What are your other hobbies?G: I’ve always been interested in many things, so it’s kind of a long list. Been a musician since I was a kid, playing guitar and singing, and some piano. I got heavily into photography as a teenager. I’m a pretty serious backgammon player, bake bread, and am very devoted to my Black Labrador Retriever, Trilby. In the late 80s I got deeply involved in the juggling community. More recently, been getting into card magic.
What is your favorite place to visit? What do you love about that place?G: I’ve been blessed to travel the U.S. extensively, and also around the world. I’ve been to new Zealand and Australia, S. Korea and Japan. the Netherlands, and as far north in Canada as the Yukon Territory. My favorite was two weeks in Paris. It’s just such an amazingly beautiful place, and I find the people to be discrete and classy. Not the snobby stereotype they have here.
What is your suggestion for families of children with disabilities to empower their children?G: The people I know with disabilities since childhood were treated equally as full members of their families, and not raised to think of themselves as “different.” That meant that their families didn’t try to “protect” them from having responsibilities or having to do things for themselves. It’s the families who “take care of” their children with disabilities who harm them profoundly by denying them the opportunity to develop as whole independent people.

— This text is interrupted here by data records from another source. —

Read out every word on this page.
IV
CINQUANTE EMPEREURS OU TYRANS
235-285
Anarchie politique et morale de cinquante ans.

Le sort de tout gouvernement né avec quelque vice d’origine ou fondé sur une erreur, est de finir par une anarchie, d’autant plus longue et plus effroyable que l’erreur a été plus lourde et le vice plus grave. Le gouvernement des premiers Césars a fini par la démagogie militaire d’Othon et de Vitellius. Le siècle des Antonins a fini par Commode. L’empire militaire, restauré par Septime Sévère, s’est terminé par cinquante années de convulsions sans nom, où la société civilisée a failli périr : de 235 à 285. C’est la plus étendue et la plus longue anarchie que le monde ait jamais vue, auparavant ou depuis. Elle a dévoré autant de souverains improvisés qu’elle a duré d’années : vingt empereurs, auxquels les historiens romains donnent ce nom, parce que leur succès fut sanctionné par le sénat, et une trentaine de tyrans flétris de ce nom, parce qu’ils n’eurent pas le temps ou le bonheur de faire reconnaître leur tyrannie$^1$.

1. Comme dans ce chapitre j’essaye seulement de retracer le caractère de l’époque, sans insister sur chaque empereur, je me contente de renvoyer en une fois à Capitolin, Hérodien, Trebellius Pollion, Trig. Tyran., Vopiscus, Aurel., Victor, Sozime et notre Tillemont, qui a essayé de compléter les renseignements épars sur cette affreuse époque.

What tips/advice do you have for those in our community who are interested in becoming an author?G: Write. It’s a craft. You have to do it to get good at it. Over time, your first drafts will get better, you’ll stop using wasted wordage like “as a matter of fact” and the like. And you’ll get better at creating the natural “flow" of whatever it is you’re expressing. And then there’s luck. My first book, Life On Wheels, came about thanks to an editor who reached out to me because she liked the way I wrote. A year later I had a signed contract. Having good editors is a big help. The woman who supported my process with Life On Wheels helped me evolve in very important ways. Likewise the editors I’ve worked with at New Mobility magazine made a big difference in my evolution. Writing as a journalist really makes you get better. When you have to write on a deadline to a work count, you learn you to not waste words, get to your point, and make it efficiently.

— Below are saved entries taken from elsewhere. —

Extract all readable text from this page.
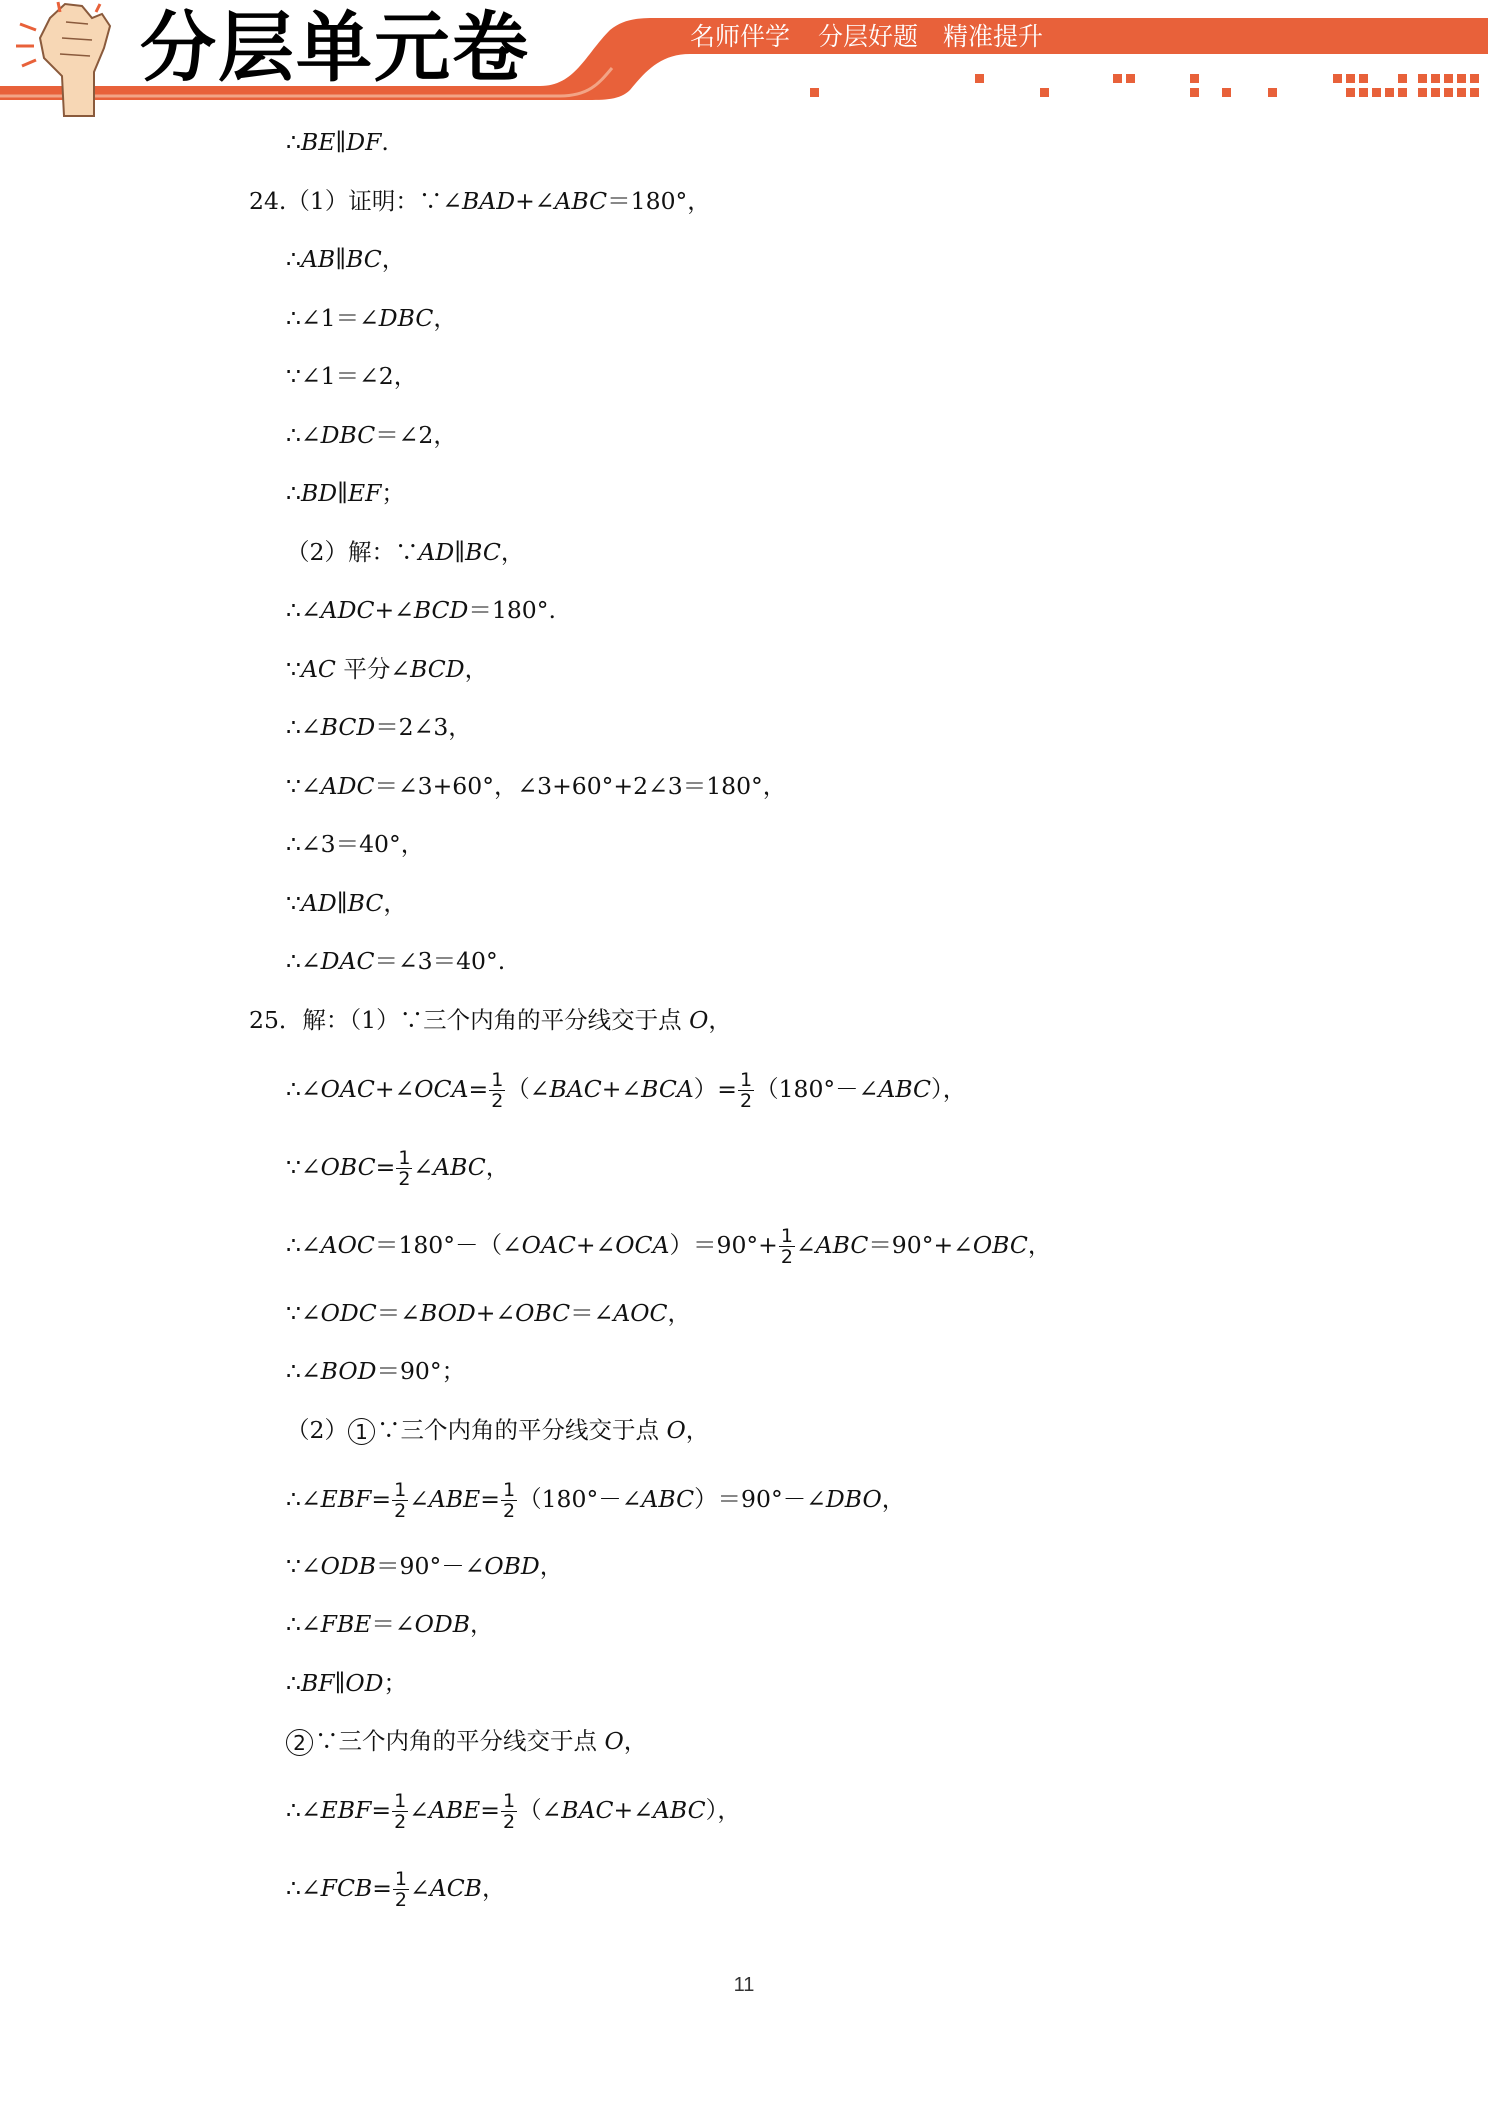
分层单元卷	名师伴学 分层好题 精准提升
∴BE∥DF.
24.（1）证明：∵∠BAD+∠ABC＝180°，
∴AB∥BC，
∴∠1＝∠DBC，
∵∠1＝∠2，
∴∠DBC＝∠2，
∴BD∥EF；
（2）解：∵AD∥BC，
∴∠ADC+∠BCD＝180°.
∵AC 平分∠BCD，
∴∠BCD＝2∠3，
∵∠ADC＝∠3+60°，∠3+60°+2∠3＝180°，
∴∠3＝40°，
∵AD∥BC，
∴∠DAC＝∠3＝40°.
25．解：（1）∵三个内角的平分线交于点 O，
∴∠OAC+∠OCA= $\frac{1}{2}$ （∠BAC+∠BCA）= $\frac{1}{2}$ （180°－∠ABC），
∵∠OBC= $\frac{1}{2}$ ∠ABC，
∴∠AOC＝180°－（∠OAC+∠OCA）＝90°+ $\frac{1}{2}$ ∠ABC＝90°+∠OBC，
∵∠ODC＝∠BOD+∠OBC＝∠AOC，
∴∠BOD＝90°；
（2） 1 ∵三个内角的平分线交于点 O，
∴∠EBF= $\frac{1}{2}$ ∠ABE= $\frac{1}{2}$ （180°－∠ABC）＝90°－∠DBO，
∵∠ODB＝90°－∠OBD，
∴∠FBE＝∠ODB，
∴BF∥OD；
2 ∵三个内角的平分线交于点 O，
∴∠EBF= $\frac{1}{2}$ ∠ABE= $\frac{1}{2}$ （∠BAC+∠ABC），
∴∠FCB= $\frac{1}{2}$ ∠ACB，
11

Any special message for our community?G: First and foremost: model to the world that you are able and wiling to take responsibility for your successes and failures like anybody else. Our goal is to accomplish a level field so we can pursue our potential and interests. The more society sees that we are just people with the same essential needs as everyone, then the more we will gain policy support for the things people need. Sufficient rehab, funding for prescription mobility equipment, accessible housing, and so much more are just a few remaining priorities of the modern disability movement. These are investments that foster everyone's independence. That’s a win for our civil rights, for our economy, and for our society and democracy as a whole.